Thursday, July 22, 2010

Writing


I feel a bit depressed about my writing. I know I'm no great shakes as an author--I'm certainly not in the top 10%, maybe not even above average. But I've always known that, so what's changed?

The problem is that I've gone off writing about the classic gay themes. You know them: stunningly beautiful man with seven-incher has hot butt-sex with straight guy who at once turns gay after sex so good he just has no choice. No uglies. No wrinklies. No shorties. No fatties. Let's exclude, in other words, about 90% of the human race. What am I writing, Harlequin for men?

I had a romantic view of m2m love once, but these days my perspective is more jaundiced. Men are bastards. We cannot think with our hearts, we struggle to think with our bigger heads, and far too often we take decisions based on the reactions of our small head. Yup, I know: these are all massive generalizations, and all generalizations are false (including this one.) There are many exceptions: many men are very loving and not totally obsessed with sex. All the same.... Also, I like female characters in my stories, I like a world with women in it. To make me even more of a weirdo, I believe that humans are pretty much bisexual. But lots of gays won't even read stories with women or male bisexual characters.

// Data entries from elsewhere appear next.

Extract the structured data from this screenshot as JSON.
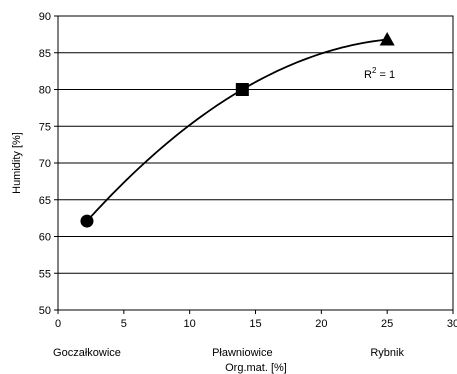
{
  "chart_data": {
    "type": "scatter",
    "xlabel": "Org.mat. [%]",
    "ylabel": "Humidity [%]",
    "xlim": [
      0,
      30
    ],
    "ylim": [
      50,
      90
    ],
    "x_ticks": [
      "0",
      "5",
      "10",
      "15",
      "20",
      "25",
      "30"
    ],
    "y_ticks": [
      "50",
      "55",
      "60",
      "65",
      "70",
      "75",
      "80",
      "85",
      "90"
    ],
    "grid": "horizontal",
    "points": [
      {
        "label": "Goczałkowice",
        "x": 2.2,
        "y": 62.1,
        "marker": "circle"
      },
      {
        "label": "Pławniowice",
        "x": 14.0,
        "y": 80.0,
        "marker": "square"
      },
      {
        "label": "Rybnik",
        "x": 25.0,
        "y": 86.8,
        "marker": "triangle"
      }
    ],
    "trendline": {
      "type": "polynomial",
      "r2_text": "R² = 1"
    },
    "site_labels": [
      "Goczałkowice",
      "Pławniowice",
      "Rybnik"
    ]
  }
}
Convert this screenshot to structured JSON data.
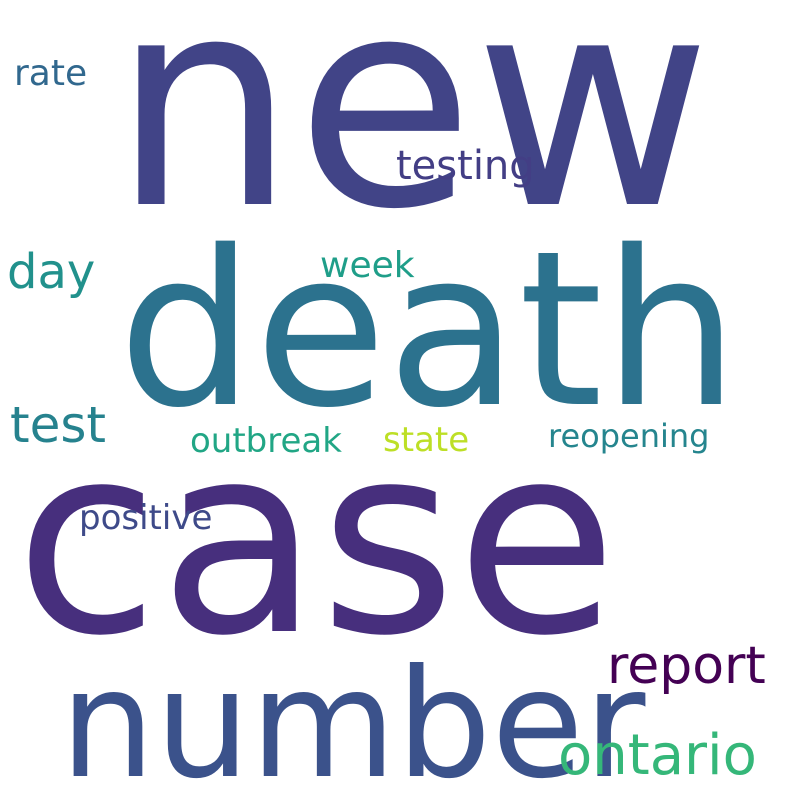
{
  "words": [
    {
      "text": "new",
      "color": "#414487"
    },
    {
      "text": "death",
      "color": "#2c728e"
    },
    {
      "text": "case",
      "color": "#472f7d"
    },
    {
      "text": "number",
      "color": "#3b528b"
    },
    {
      "text": "report",
      "color": "#440154"
    },
    {
      "text": "ontario",
      "color": "#35b779"
    },
    {
      "text": "testing",
      "color": "#433e85"
    },
    {
      "text": "rate",
      "color": "#31688e"
    },
    {
      "text": "day",
      "color": "#21918c"
    },
    {
      "text": "week",
      "color": "#1f9e89"
    },
    {
      "text": "test",
      "color": "#26828e"
    },
    {
      "text": "outbreak",
      "color": "#21a685"
    },
    {
      "text": "state",
      "color": "#bddf26"
    },
    {
      "text": "reopening",
      "color": "#25858e"
    },
    {
      "text": "positive",
      "color": "#3e4a89"
    }
  ]
}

I dunno. Maybe because I'm still not well (5 weeks of illness so far), maybe because I'm feeling a bit down, but I'm just thinking what's the point? My focus on love instead of sex is so old-fashioned and passé. Who cares? Who will read my stories? Will I ever make even enough money to pay for a daily cup of coffee from them? Why not just give up? I started writing because I hoped that I would make it easier for guys coming out now. But though the world is still full of horrible gay-haters, many younger blokes I talk to have no idea of the struggles we went through. They don't care. Same-sex acts when I was in my twenties were illegal in most places. Now most civilized countries have legalised gay marriage or its near equivalent. I talk to youngsters who are accepted instantly by their parents, friends and society when they come out. Gay ceases to be relevant when things are like that. And why would anyone need uplifting gay-shaded stories about finding someone to love, about living happily ever after, when their lives are so peachy?

I fear I am a troglodyte, outdated, dull, uninspiring and irrelevant.

Never mind, I expect I'll feel better tomorrow!

1 comment:

Anonymous said...

What kind of story has characters suffer through one ecstatic moment after another? Bad times define good ones. Telling others your sorrows comforts them and makes them feel less alone.